The Journal Officiel of Saturday published the following Proclamation to the French People :-
There are solemn moments in the life of people, when the national sense of honour, violently excited, imposes itself with irresistible force, dominates all interests, and alone takes in hand the direction of the destinies of the country. One of those decisive hours has sounded for France. Prussia, towards whom both during and since the war of 1866 we have shown the most conciliatory disposition, has taken no account of our good wishes and our enduring forbearance. Launched on the path of invasion, she has provoked mistrust everywhere, necessitated exaggerated armaments, and has turned Europe into a camp, where reigned nothing but uncertainty and fear of the morrow. A last incident has come to show the instability of international relations, and to prove the gravity of the situation. In presence of the new pretentions of Prussia, we made known our protests. They were evaded, and were followed on the part of Prussia by contemptuous acts. Our country resented this treatment with profound irritation, and immediately a cry for war resounded from one end of France to the other. It only remains to us to leave our destinies to the decision of arms.

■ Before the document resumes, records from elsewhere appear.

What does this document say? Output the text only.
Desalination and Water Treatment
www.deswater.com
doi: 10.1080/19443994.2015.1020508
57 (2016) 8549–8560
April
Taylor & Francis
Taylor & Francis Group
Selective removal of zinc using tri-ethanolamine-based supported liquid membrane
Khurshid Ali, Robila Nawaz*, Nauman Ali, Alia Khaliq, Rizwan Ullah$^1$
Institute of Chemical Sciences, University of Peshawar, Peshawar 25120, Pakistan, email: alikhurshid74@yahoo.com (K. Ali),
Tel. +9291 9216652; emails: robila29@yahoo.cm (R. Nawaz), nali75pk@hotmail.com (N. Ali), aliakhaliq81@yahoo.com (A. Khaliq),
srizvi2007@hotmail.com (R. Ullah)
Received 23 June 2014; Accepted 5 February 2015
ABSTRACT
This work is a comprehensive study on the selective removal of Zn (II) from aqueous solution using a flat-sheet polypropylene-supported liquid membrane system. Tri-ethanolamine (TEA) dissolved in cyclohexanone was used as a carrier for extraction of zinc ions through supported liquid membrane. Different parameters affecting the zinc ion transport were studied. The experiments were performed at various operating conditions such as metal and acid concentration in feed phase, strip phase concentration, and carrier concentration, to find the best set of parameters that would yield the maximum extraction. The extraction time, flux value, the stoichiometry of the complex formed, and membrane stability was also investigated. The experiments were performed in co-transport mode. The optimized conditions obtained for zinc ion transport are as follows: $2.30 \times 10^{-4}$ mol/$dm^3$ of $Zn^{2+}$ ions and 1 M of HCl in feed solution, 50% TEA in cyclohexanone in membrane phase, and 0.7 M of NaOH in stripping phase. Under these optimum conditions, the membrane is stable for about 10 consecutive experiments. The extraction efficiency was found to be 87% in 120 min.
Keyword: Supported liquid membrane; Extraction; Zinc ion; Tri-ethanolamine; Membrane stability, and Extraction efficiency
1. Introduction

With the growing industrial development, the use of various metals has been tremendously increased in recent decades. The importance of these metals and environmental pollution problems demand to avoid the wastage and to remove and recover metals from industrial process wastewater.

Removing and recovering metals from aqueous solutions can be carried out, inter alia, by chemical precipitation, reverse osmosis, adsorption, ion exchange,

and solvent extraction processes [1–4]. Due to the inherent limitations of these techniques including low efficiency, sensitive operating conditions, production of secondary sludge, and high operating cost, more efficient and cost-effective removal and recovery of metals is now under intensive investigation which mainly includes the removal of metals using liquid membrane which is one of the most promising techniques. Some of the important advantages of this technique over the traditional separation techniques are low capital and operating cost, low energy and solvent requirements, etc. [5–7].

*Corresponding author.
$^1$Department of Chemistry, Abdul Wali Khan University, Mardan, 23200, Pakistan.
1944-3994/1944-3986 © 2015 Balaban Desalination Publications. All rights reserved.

We do not make war on Germany, whose independence we respect. We wish that the peoples who compose the great German nationality may freely dispose of their destinies. For ourselves, we demand the establishment of a state of affair which shall guarantee our security and assure our future. We wish to conquer a lasting peace, based on the true interests of people, and to put an end to that precarious state in which all nations employ their resource to arm themselves one against the other. The glorious flag which we once more unfurl before those have provoked us is the same which bore throughout Europe the civilizing idea of our great revolution. It represents the same principles and will inspire the same devotion.
Frenchmen! I am about to place myself at the head of that valiant army which is animated by love of duty and of country. It knows its own worth, since it has seen how victory has accompanied its march in the four quarters of the world. I take with me my own son, despite his youth. He knows what are the duties which his name imposes upon him, and he is proud to bear his share in the dangers of those who fight for their country. May God bless our efforts! A great people which defends a just cause is invincible.
Translation in The Times, 25 July, 1870, p. 5, col. 1.